Let's say we have a real Lie algebra $\mathfrak g$, and a representation $(\pi, V)$ of it, i.e. an $n$-dimensional $\mathbb C$-vector space $V$ and an $\mathbb R$-linear map
$$\pi: \mathfrak g \rightarrow \mathrm{End}_{\mathbb C}(V) $$
such that $\pi([x,y]) = \pi(x) \circ \pi(y) - \pi(y) \circ \pi(x)$ for all $x,y \in \mathfrak g$.
Method 1 to define the conjugate representation: Define a new $\mathbb C$-vector space $V'$ which, as set and additive group, is $V$, but where complex scalars $z \in \mathbb C$ act via scalar multiplication $\ast: \mathbb C \times V' \rightarrow V'$: $z \ast v := \bar z v$.
Check that each element $y \in \mathrm{End}_{\mathbb C}(V)$ also commutes with the $\ast$-scalar multiplication, meaning it is also an element of $\mathrm{End}_{\mathbb C}(V')$. This is in particular true for all $\pi(x)$ for all $x \in \mathfrak g$. Conclude that $(\pi, V')$ is a representation of $\mathfrak g$. This is the conjugate of $(\pi, V)$, as per method 1.
Method 2 to define the conjugate representation: Fix a basis $\mathcal{B}$ of $V$. With respect to that basis, we have $\mathrm{End}_{\mathbb C}(V) \simeq M_n(\mathbb C)$ and can prolong $\pi$ to a map
$$\pi: \mathfrak g \rightarrow M_n(\mathbb C)$$
Define $\pi' (x) = \overline{\pi(x)}$, i.e. complex-conjugate each entry of the matrix $\pi(x)$ for all $x \in \mathfrak g$. Then $\pi'$ is an $\mathbb R$-linear map
$$\pi': \mathfrak g \rightarrow M_n(\mathbb C)$$
and via identifying those matrices with $\mathrm{End}_{\mathbb C}(V)$ again, through the basis $\mathcal{B}$, we view it as map $\mathfrak g \rightarrow\mathrm{End}_{\mathbb C}(V)$. Check that $(\pi', V)$ is a representation of $\mathfrak g$. This is the conjugate of $(\pi, V)$, as per method 2.
You see either one twists the $V$ or one twists the $\pi$.

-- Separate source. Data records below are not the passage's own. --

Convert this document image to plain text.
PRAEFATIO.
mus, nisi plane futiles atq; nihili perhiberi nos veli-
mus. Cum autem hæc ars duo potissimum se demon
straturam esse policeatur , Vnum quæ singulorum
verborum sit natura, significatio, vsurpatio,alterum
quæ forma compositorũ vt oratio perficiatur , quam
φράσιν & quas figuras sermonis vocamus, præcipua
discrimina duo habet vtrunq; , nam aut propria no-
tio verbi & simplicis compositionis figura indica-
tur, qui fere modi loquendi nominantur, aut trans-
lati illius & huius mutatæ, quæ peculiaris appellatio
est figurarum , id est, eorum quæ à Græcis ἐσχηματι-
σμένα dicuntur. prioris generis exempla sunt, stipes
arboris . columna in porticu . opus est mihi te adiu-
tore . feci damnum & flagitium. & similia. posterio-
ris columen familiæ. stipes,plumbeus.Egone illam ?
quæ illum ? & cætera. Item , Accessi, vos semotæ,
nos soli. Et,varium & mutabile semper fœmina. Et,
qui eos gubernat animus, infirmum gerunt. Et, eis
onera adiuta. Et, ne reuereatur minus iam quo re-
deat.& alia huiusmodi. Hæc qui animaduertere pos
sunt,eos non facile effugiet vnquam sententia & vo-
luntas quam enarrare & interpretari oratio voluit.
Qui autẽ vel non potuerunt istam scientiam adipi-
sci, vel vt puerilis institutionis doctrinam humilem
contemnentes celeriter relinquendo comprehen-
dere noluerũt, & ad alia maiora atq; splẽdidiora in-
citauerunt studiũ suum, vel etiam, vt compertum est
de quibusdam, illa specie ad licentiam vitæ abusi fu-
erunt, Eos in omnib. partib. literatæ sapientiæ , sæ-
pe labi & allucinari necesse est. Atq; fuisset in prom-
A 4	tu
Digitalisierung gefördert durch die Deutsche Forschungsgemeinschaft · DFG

How to show that a representation is equivalent to its conjugate in method 1: Show equivalence of $(\pi, V)$ and $(\pi, V')$. That is, show that there is a bijective $\mathbb C$-linear map $\alpha: V \rightarrow V'$ such that for all $x \in \mathfrak g$,
$$\alpha \circ \pi(x) = \pi(x) \circ \alpha$$
However, note that a $\mathbb C$-linear map $\alpha: V \rightarrow V'$ is the same as a conjugate-linear (i.e. $\alpha(zv) = \bar z v$) map $\alpha:V \rightarrow V$.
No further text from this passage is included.